LAS CRUCES, N.M. — The burgeoning field of commercial spaceflight is at a major turning point, industry experts say.
"It's not an exaggeration to say that 2012 has really been an inflection point," former astronaut Michael Lopez-Alegria said Wednesday (Oct. 17) here at the eighth annual International Symposium for Personal and Commercial Spaceflight.
Lopez-Alegria, who serves as president of the Commercial Spaceflight Federation, said there is "a sea change going on" both in terms of achievements within the industry and the perception of this industry to the outside world. He highlighted major milestones from the past year, including the first launch of a private spacecraft to the International Space Station (the SpaceX Dragon mission in May, as well as its follow-up flight this month), and the continued development work on private spacecraft by companies such as Boeing, Sierra Nevada, and Blue Origin.
Likewise, in the realm of suborbital spaceflight — flights that don't make a complete circle around Earth but reach space for a few minutes — a handful of companies such as Virgin Galactic, XCOR, Masten Aerospace and Armadillo Aerospace continue to test their vehicles in preparation for offering space tourist flights in the coming years.
"I can't help thinking we're in the midst of something big," Lori Garver, deputy chief of NASA, said of the growing commercial space industry. "These are incredibly exciting times and I am so, so pleased and proud that NASA can play a small role."

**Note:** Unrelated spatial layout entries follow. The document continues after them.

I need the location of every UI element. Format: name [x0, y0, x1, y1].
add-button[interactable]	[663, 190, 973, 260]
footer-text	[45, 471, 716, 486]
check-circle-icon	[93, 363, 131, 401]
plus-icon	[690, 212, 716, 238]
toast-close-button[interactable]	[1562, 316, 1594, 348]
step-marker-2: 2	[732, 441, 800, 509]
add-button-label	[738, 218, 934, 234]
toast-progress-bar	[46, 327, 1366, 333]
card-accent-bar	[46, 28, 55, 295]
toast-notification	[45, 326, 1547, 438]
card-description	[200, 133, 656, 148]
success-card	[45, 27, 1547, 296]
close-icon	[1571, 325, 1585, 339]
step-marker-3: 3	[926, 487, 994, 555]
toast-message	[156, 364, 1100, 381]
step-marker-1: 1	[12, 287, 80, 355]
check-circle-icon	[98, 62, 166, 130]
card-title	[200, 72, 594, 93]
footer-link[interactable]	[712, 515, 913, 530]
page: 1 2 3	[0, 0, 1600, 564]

NASA has sponsored competitions for commercial vehicles to carry both cargo and crew to the International Space Station, which currently relies on Russian spacecraft for transportation in the wake of the space shuttle's retirement. The SpaceX cargo launch earlier this month was the first of 12 scheduled delivery missions for the firm, and other companies like Orbital Sciences plan to begin cargo flights soon. [Dragon Launches 1st Space Station Cargo Trip (Photos)]
These competitions haven't been instituted without resistance by some in Congress, who question the safety and reliability of commercial spacecraft, and have pushed for less funding for private spaceflight.
"Amid the mistrust and subpoenas, it's hard to remember sometimes how much progress we've made," Garver said.
Many commercial space companies still face an uphill climb, both in developing complex technology and in growing a market beyond NASA for their services.
"This industry loves hard stuff," Roger Krone, president of Network and Space Systems at the Boeing Company, said today (Oct. 18). "We just thrive on challenge. If we wanted to do something easy or simple we wouldn't be in this business. We all want to be part of something that's new and exciting."